落鳳伯捂著鼻子,看著何苗:“既然已經如此模樣,倒不如砍了去好。”

“不要,大人,不要!”何王氏跪地發出呼喊,但是話卻沒有落鳳伯的刀快,啪的一聲,大塊皮肉墜地,落鳳伯一刀雖然並未斬斷何苗的手臂,但是卻足足削去了他半個肩膀。

皮肉損壞,骨頭破碎,那股疼痛自然並非肉體凡身的何苗可以抵擋,何苗眼前一黑,暈了過去。

落鳳伯看了看周圍敢在身旁的騎兵,那騎兵快步上前,手中靈氣如同金針一般刺激著何苗的穴位,昏迷的何苗被強行喚醒。

落鳳伯看著何苗漏出了笑容:“你侮辱我,我還給你治病,你說我多好?”

何苗沒有說話,他想做英雄,但是身體的疼痛讓他並沒有那麼強大的骨氣,畢竟,他只是一個普通人而已,何王氏更是大聲喊道:“沒錯,沒錯,苗兒,還不感謝大人的仁慈。”

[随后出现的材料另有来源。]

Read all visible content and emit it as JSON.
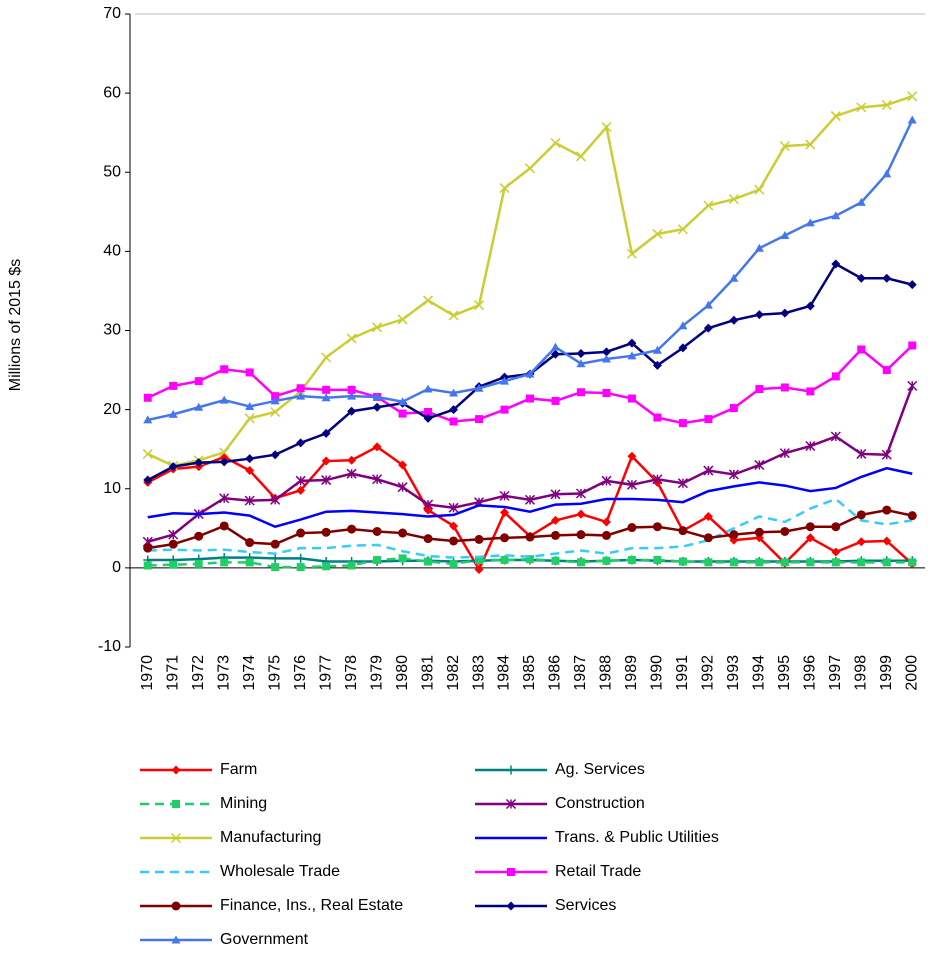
{
  "chart_data": {
    "type": "line",
    "y_label": "Millions of 2015 $s",
    "categories": [
      "1970",
      "1971",
      "1972",
      "1973",
      "1974",
      "1975",
      "1976",
      "1977",
      "1978",
      "1979",
      "1980",
      "1981",
      "1982",
      "1983",
      "1984",
      "1985",
      "1986",
      "1987",
      "1988",
      "1989",
      "1990",
      "1991",
      "1992",
      "1993",
      "1994",
      "1995",
      "1996",
      "1997",
      "1998",
      "1999",
      "2000"
    ],
    "ylim": [
      -10,
      70
    ],
    "yticks": [
      -10,
      0,
      10,
      20,
      30,
      40,
      50,
      60,
      70
    ],
    "grid": false,
    "legend": "bottom",
    "series": [
      {
        "name": "Farm",
        "color": "#ff0000",
        "marker": "diamond",
        "dashed": false,
        "values": [
          10.8,
          12.5,
          12.8,
          14,
          12.3,
          8.8,
          9.8,
          13.5,
          13.6,
          15.3,
          13,
          7.3,
          5.3,
          -0.2,
          7,
          4,
          6,
          6.8,
          5.8,
          14.1,
          10.8,
          4.7,
          6.5,
          3.5,
          3.8,
          0.6,
          3.8,
          2,
          3.3,
          3.4,
          0.5
        ]
      },
      {
        "name": "Ag. Services",
        "color": "#008080",
        "marker": "plus",
        "dashed": false,
        "values": [
          1.0,
          1.0,
          1.1,
          1.3,
          1.3,
          1.2,
          1.2,
          0.8,
          0.8,
          0.8,
          0.9,
          0.9,
          0.8,
          0.9,
          1.0,
          1.0,
          0.9,
          0.8,
          0.9,
          1.0,
          0.9,
          0.8,
          0.8,
          0.8,
          0.8,
          0.8,
          0.8,
          0.8,
          0.9,
          0.9,
          0.9
        ]
      },
      {
        "name": "Mining",
        "color": "#22cc66",
        "marker": "square",
        "dashed": true,
        "values": [
          0.3,
          0.4,
          0.5,
          0.7,
          0.7,
          0.1,
          0.1,
          0.2,
          0.3,
          1.0,
          1.2,
          0.8,
          0.5,
          1.0,
          1.0,
          1.1,
          0.9,
          0.7,
          0.9,
          1.0,
          1.0,
          0.8,
          0.7,
          0.7,
          0.7,
          0.7,
          0.7,
          0.7,
          0.7,
          0.7,
          0.7
        ]
      },
      {
        "name": "Construction",
        "color": "#800080",
        "marker": "asterisk",
        "dashed": false,
        "values": [
          3.3,
          4.2,
          6.8,
          8.8,
          8.5,
          8.6,
          11,
          11.1,
          11.9,
          11.2,
          10.2,
          8,
          7.6,
          8.3,
          9.1,
          8.6,
          9.3,
          9.4,
          11,
          10.5,
          11.2,
          10.7,
          12.3,
          11.8,
          13,
          14.5,
          15.4,
          16.6,
          14.4,
          14.3,
          23
        ]
      },
      {
        "name": "Manufacturing",
        "color": "#cccc33",
        "marker": "x",
        "dashed": false,
        "values": [
          14.4,
          12.9,
          13.6,
          14.6,
          18.9,
          19.7,
          22.3,
          26.6,
          29,
          30.4,
          31.4,
          33.8,
          31.9,
          33.2,
          48,
          50.5,
          53.7,
          52,
          55.7,
          39.7,
          42.2,
          42.8,
          45.8,
          46.6,
          47.8,
          53.3,
          53.5,
          57.1,
          58.2,
          58.5,
          59.6
        ]
      },
      {
        "name": "Trans. & Public Utilities",
        "color": "#0000ff",
        "marker": "none",
        "dashed": false,
        "values": [
          6.4,
          6.9,
          6.8,
          7,
          6.6,
          5.2,
          6.1,
          7.1,
          7.2,
          7,
          6.8,
          6.5,
          6.7,
          7.9,
          7.7,
          7.1,
          8,
          8.1,
          8.7,
          8.7,
          8.6,
          8.3,
          9.7,
          10.3,
          10.8,
          10.4,
          9.7,
          10.1,
          11.5,
          12.6,
          11.9
        ]
      },
      {
        "name": "Wholesale Trade",
        "color": "#33ccff",
        "marker": "none",
        "dashed": true,
        "values": [
          2.2,
          2.3,
          2.2,
          2.3,
          2,
          1.8,
          2.5,
          2.5,
          2.8,
          2.9,
          2.1,
          1.5,
          1.3,
          1.4,
          1.6,
          1.4,
          1.8,
          2.2,
          1.8,
          2.5,
          2.5,
          2.7,
          3.5,
          5,
          6.5,
          5.8,
          7.5,
          8.7,
          6,
          5.5,
          6
        ]
      },
      {
        "name": "Retail Trade",
        "color": "#ff00ff",
        "marker": "square",
        "dashed": false,
        "values": [
          21.5,
          23,
          23.6,
          25.1,
          24.7,
          21.7,
          22.7,
          22.5,
          22.5,
          21.6,
          19.5,
          19.7,
          18.5,
          18.8,
          20,
          21.4,
          21.1,
          22.2,
          22.1,
          21.4,
          19,
          18.3,
          18.8,
          20.2,
          22.6,
          22.8,
          22.3,
          24.2,
          27.6,
          25,
          28.1
        ]
      },
      {
        "name": "Finance, Ins., Real Estate",
        "color": "#800000",
        "marker": "circle",
        "dashed": false,
        "values": [
          2.5,
          3,
          4,
          5.3,
          3.2,
          3,
          4.4,
          4.5,
          4.9,
          4.6,
          4.4,
          3.7,
          3.4,
          3.6,
          3.8,
          3.9,
          4.1,
          4.2,
          4.1,
          5.1,
          5.2,
          4.7,
          3.8,
          4.2,
          4.5,
          4.6,
          5.2,
          5.2,
          6.7,
          7.3,
          6.6
        ]
      },
      {
        "name": "Services",
        "color": "#000080",
        "marker": "diamond",
        "dashed": false,
        "values": [
          11.1,
          12.8,
          13.3,
          13.4,
          13.8,
          14.3,
          15.8,
          17,
          19.8,
          20.3,
          20.8,
          18.9,
          20,
          22.9,
          24.1,
          24.5,
          27,
          27.1,
          27.3,
          28.4,
          25.6,
          27.8,
          30.3,
          31.3,
          32,
          32.2,
          33.1,
          38.4,
          36.6,
          36.6,
          35.8
        ]
      },
      {
        "name": "Government",
        "color": "#4477ee",
        "marker": "triangle",
        "dashed": false,
        "values": [
          18.7,
          19.4,
          20.3,
          21.2,
          20.4,
          21.1,
          21.7,
          21.5,
          21.7,
          21.6,
          21,
          22.6,
          22.1,
          22.7,
          23.6,
          24.5,
          27.9,
          25.8,
          26.4,
          26.8,
          27.5,
          30.6,
          33.2,
          36.6,
          40.4,
          42,
          43.6,
          44.5,
          46.2,
          49.8,
          56.6
        ]
      }
    ]
  }
}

何苗聽著母親的話,緩緩彎下了腰,但是下一刻,一把鋼刀擋在了何苗額頭之前,並不讓何苗有機會彎腰說些什麼。

落鳳伯看著何苗,笑著說道:“我可以受辱,但是我落鳳伯的名號不可受辱,這是開國皇帝以及先祖所賜,你出言侮辱,便已經是大罪,該當凌遲,我會讓你看著你的血肉被我一刀刀割下。”

“不,不要!”何王氏大喊,何苗也發出陣陣呼喊之聲,但是落鳳伯手起刀落,如同蝴蝶紛飛,動的飛快。

最終,即便是有高手不斷刺激著何苗的穴位,何苗依舊沒能活著撐住最後一刀,眼見何苗以死,落鳳伯失去了興致,看著一旁已經如同一個木頭人一般麻木的何王氏。從天堂到地獄,再從地獄到天堂之後在墜入深淵,看著兒子和丈夫死在自己面前,這個可憐的女人終於撐不住了。

“長得不錯,怪不得呂良男那個混賬派人來抓,但是來了我的地盤,就是我的獵物。”落鳳伯看向何王氏,搖了搖頭:“可惜,心已經死了,沒意思。”

接著落鳳伯看向那呂良男的家丁,笑著說道:“剛才你們配合我演戲,倒還不錯,這個女人,就賞給你們了,但是要記住,就算是屍體,也只能留在我落鳳伯的地盤之內,若是有一塊東西被你們帶了回去,我殺你們全家。”

一女子落在這樣一群畜牲一般的男人手中,下場自然不必多提。不過片刻,那片土地之上,便只剩下了三具屍體。